The purview of the Office of the Special Inspector General for the Troubled Asset Relief Program is limited to that program and HAMP, the Home Affordable Foreclosure Alternatives (HAFAJ program and the Home Affordable Refinance Program (HARP).
SIGTARP has teamed up with the Consumer Financial Protection Bureau and the Department of the Treasury in a joint task force to combat scams that target homeowners seeking help under HAMP.
This task force protects taxpayers by investigating and shutting down these scams and by providing educational programs to vulnerable homeowners. In particular, SIGTARP is concerned with investigating mortgagemodification schemes in which companies convince struggling homeowners to pay fees on the false promise of lowering the homeowner's mortgage debt or payments through HAMP.

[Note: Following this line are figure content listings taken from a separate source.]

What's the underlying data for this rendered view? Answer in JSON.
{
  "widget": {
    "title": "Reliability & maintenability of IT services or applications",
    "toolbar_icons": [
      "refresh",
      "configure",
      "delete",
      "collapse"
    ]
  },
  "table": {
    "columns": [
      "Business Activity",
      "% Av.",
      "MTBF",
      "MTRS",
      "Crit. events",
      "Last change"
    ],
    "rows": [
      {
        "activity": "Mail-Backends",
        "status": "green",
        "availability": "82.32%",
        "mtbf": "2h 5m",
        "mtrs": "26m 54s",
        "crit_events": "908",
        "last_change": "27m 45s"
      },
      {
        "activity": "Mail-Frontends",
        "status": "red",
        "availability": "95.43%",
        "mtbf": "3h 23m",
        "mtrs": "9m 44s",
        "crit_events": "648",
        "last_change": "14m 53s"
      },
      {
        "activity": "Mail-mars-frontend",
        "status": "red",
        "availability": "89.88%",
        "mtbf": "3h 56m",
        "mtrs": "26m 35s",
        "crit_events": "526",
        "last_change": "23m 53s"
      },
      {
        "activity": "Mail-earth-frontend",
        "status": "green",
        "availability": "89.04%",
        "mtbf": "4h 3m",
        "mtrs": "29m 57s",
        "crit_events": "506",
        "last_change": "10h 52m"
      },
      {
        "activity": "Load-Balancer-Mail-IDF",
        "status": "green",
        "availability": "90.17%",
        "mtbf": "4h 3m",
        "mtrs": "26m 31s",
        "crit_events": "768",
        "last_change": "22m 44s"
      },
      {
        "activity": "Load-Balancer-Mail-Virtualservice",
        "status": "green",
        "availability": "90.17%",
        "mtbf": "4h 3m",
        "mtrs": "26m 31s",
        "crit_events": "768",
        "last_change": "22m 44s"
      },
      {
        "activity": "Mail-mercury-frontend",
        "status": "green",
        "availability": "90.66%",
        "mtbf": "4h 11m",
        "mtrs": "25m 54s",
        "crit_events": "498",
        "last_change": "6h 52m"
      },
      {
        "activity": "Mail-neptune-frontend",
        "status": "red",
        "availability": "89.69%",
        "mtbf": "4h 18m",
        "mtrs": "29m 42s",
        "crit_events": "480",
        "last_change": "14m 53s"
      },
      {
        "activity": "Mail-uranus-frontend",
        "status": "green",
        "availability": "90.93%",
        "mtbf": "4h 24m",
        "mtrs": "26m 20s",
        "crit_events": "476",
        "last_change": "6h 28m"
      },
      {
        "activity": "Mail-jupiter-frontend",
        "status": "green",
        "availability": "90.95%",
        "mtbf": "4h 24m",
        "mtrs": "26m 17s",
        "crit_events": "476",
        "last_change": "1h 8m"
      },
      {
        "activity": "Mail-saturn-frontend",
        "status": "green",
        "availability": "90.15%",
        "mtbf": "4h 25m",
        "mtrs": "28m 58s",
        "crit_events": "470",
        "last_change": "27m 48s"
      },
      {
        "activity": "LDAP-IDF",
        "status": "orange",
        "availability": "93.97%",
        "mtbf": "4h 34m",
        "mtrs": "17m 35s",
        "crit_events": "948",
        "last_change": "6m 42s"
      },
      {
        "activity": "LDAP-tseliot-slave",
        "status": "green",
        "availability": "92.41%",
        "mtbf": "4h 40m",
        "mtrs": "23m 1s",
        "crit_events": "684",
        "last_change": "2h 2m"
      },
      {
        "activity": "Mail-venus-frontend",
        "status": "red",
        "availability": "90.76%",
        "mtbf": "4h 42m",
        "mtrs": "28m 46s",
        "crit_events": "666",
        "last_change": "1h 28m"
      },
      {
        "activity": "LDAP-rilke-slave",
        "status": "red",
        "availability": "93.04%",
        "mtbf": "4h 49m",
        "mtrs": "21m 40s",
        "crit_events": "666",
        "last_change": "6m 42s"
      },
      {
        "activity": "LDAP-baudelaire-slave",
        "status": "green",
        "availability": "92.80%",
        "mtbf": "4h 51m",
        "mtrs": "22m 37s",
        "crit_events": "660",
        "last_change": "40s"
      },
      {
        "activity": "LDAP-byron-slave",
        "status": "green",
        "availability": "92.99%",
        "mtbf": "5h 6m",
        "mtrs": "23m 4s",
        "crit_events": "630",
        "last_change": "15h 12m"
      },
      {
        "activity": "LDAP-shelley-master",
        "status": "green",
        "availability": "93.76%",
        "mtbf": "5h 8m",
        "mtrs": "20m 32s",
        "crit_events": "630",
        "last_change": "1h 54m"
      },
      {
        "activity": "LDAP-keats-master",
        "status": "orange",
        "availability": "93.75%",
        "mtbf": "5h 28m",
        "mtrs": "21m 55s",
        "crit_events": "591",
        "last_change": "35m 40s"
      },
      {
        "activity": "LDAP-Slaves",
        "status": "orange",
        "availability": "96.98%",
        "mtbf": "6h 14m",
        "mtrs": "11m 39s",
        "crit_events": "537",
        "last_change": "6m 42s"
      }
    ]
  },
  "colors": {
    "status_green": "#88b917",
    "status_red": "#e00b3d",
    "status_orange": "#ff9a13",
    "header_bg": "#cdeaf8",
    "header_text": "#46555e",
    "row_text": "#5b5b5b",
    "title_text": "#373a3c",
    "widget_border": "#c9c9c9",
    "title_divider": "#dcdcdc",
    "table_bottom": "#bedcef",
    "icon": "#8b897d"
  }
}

"Mortgage scams harm not only homeowners but legitimate businesses and the market as a whole," said Richard Cordray, the recently appointed director of the CFPB.
"By joining forces with SIGTARP and Treasury, the CFPB hopes to protect Americans and the integrity of one of the largest consumer financial markets in the U.S," he said.
It is clear that interagency coordination and cooperation are crucial to the recovery not only of the mortgage industry but the housing market as a whole. Mortgage bankers and everyone involved in the housing industry must recognize that we are on the front lines of the effort to fight fraud every day. We, too, can play a role by saying something when we see something, and by cooperating where we are able to by sharing information and leveraging our experience and our technology to join in the fight against the criminals who seek to benefit from the nation's mortgage crisis.